Diversamente, allorché un soggetto intervenga in assemblea quale proprietario esclusivo di più unità immobiliari, lo stesso va considerato come una sola “testa”, pur rappresentando i millesimi derivanti dalla somma algebrica delle varie unità immobiliari riferibili allo stesso: in sostanza, il voto espresso in assemblea, benché cumulativo delle varie carature millesimali ascrivibili allo stesso, è unico (v. anche Trib. Verona 15 ottobre 2019).

Osservazioni

La decisione assunta dalla Corte solleva qualche dubbio circa l'esatta ricostruzione della fattispecie, non dipanabile alla luce della motivazione del provvedimento in esame: trattandosi di impugnativa di delibera assunta nel corso dell'assemblea del 21 luglio 2010, trova applicazione, rispetto ad essa, la disciplina dell'art. 67, comma 3, disp. att. c.c. (originaria formulazione) alla cui stregua “l'usufruttuario di un piano o porzione di piano dell'edificio esercita il diritto di voto negli affari che attengono all'ordinaria amministrazione e al semplice godimento delle cose e dei servizi comuni”.
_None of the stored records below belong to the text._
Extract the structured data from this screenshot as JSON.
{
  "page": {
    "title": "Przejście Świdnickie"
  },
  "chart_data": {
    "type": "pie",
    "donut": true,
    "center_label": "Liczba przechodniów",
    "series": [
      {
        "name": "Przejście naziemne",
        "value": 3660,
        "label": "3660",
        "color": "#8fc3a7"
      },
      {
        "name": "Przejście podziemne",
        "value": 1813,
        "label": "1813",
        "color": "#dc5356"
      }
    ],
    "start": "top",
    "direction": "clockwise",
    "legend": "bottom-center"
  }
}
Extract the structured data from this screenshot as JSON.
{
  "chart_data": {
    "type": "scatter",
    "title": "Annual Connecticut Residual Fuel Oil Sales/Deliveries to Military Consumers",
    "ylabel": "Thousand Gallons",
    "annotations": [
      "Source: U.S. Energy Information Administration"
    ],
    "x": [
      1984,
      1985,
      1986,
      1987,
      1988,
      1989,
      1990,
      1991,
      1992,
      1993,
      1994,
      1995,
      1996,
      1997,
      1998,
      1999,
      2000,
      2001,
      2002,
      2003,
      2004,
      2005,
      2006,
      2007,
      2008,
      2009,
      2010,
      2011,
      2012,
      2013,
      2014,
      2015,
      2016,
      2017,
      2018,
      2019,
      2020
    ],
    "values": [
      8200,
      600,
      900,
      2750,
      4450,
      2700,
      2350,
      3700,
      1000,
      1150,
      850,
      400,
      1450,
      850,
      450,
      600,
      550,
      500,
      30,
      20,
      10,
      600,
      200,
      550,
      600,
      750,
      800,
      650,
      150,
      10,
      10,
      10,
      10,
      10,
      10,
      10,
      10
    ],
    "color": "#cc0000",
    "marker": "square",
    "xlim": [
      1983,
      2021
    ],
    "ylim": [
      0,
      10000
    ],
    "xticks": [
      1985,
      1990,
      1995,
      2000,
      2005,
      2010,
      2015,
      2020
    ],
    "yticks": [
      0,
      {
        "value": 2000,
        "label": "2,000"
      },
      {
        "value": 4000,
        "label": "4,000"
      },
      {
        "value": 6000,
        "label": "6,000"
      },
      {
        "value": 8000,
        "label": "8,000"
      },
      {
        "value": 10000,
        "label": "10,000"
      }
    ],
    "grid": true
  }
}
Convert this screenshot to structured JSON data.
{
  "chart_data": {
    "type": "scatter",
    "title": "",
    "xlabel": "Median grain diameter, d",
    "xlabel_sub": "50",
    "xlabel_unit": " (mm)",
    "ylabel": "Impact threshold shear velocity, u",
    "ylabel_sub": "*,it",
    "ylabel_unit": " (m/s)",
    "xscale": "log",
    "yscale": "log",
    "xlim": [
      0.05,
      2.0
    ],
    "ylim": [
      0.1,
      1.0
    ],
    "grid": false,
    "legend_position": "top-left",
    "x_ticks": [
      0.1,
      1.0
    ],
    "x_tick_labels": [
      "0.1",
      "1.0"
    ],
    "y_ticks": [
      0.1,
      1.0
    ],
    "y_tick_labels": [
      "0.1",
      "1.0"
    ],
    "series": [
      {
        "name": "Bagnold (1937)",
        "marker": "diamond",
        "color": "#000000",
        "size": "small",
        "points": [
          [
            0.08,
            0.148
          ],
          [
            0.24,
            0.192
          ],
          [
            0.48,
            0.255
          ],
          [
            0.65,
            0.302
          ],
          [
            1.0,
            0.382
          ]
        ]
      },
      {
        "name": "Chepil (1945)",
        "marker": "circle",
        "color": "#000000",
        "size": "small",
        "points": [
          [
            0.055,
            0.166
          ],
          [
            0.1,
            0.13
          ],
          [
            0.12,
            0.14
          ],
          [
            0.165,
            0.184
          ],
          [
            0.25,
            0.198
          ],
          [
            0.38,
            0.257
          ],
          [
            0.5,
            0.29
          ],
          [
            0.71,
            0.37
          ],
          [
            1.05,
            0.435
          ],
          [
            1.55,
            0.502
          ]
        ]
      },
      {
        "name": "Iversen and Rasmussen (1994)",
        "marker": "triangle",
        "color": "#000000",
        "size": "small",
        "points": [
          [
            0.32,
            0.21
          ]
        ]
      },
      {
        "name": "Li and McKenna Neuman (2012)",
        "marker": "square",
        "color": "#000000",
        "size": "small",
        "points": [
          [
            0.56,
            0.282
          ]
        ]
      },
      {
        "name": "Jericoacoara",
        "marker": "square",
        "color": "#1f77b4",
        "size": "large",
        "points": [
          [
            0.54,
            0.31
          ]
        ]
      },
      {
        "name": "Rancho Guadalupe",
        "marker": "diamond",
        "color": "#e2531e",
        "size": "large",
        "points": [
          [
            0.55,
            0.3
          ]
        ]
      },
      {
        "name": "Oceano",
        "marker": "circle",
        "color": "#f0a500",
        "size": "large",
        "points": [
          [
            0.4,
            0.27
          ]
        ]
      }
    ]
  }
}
Ne consegue che il computo di Sempronia quale unica testa appare corretto solo ove la delibera impugnata abbia avuto ad oggetto argomenti rientranti nel perimetro applicativo di cui al comma 3 cit. giacché, al di fuori di tale ambito, la presenza (ed il voto) di Sempronia, in rappresentanza dell'appartamento goduto in usufrutto, si può giustificare solamente a fronte di una delega da parte dei nudi proprietari (arg. da Cass. civ., sez. II, 4 luglio 2013, n. 16774), con conseguente effettiva imputazione alla stessa Sempronia, nella qualità di delegata, di un'ulteriore testa ai fini del calcolo delle maggioranze ex art. 1136 c.c.

Il novellato art. 67, commi 7 e 8, disp. att. c.c. paradossalmente complica ulteriormente il suddetto computo in quanto, fermo restando che nelle deliberazioni diverse da quelle indicate dall'originario comma 3 (attualmente comma 6) e di cui si è detto, il diritto di voto spetta ai proprietari, sono fatti salvi i casi in cui l'usufruttuario intenda avvalersi del diritto di cui all'art. 1006 c.c. codice ovvero si tratti di lavori od opere ai sensi degli artt. 985 e 986 c.c., giacché in tutti questi casi l'avviso di convocazione deve essere comunicato sia all'usufruttuario che al nudo proprietario; a ciò aggiungasi che, modificando il previgente regime di imputazione degli oneri condominiali (v., in proposito, Cass. civ., sez. II, 16 febbraio 2012, n. 2236), il nudo proprietario e l'usufruttuario rispondono, ora, solidalmente per il pagamento dei contributi dovuti all'amministrazione condominiale.

Se ne dovrebbe dedurre, dunque, l'esistenza, all'attualità, di un'autonoma legittimazione dell'usufruttuario a partecipare all'assemblea di condominio, anche al di fuori dei limiti di cui all'art. 67, comma 7, disp. att. c.c.: sicché - peculiarità nella peculiarità - nella vigenza dell'art.67 disp. att. c.c., come novellato dalla legge di riforma, il proprietario esclusivo, che sia anche usufruttuario e che in tale duplice veste intervenga in assemblea, sembra doversi comunque calcolare, indipendentemente dalla natura della materia all'ordine del giorno, come una sola testa.

Riferimenti

Celeste, Assemblea (quorum costitutivi e deliberativi), in Condominioelocazione.it, 13 novembre 2017;

Cirla, L'assemblea dopo la riforma, in Immob. & proprietà, 2013.

Nicoletti, Usufrutto (condominio), in Condominioelocazione.it, 1 agosto 2017.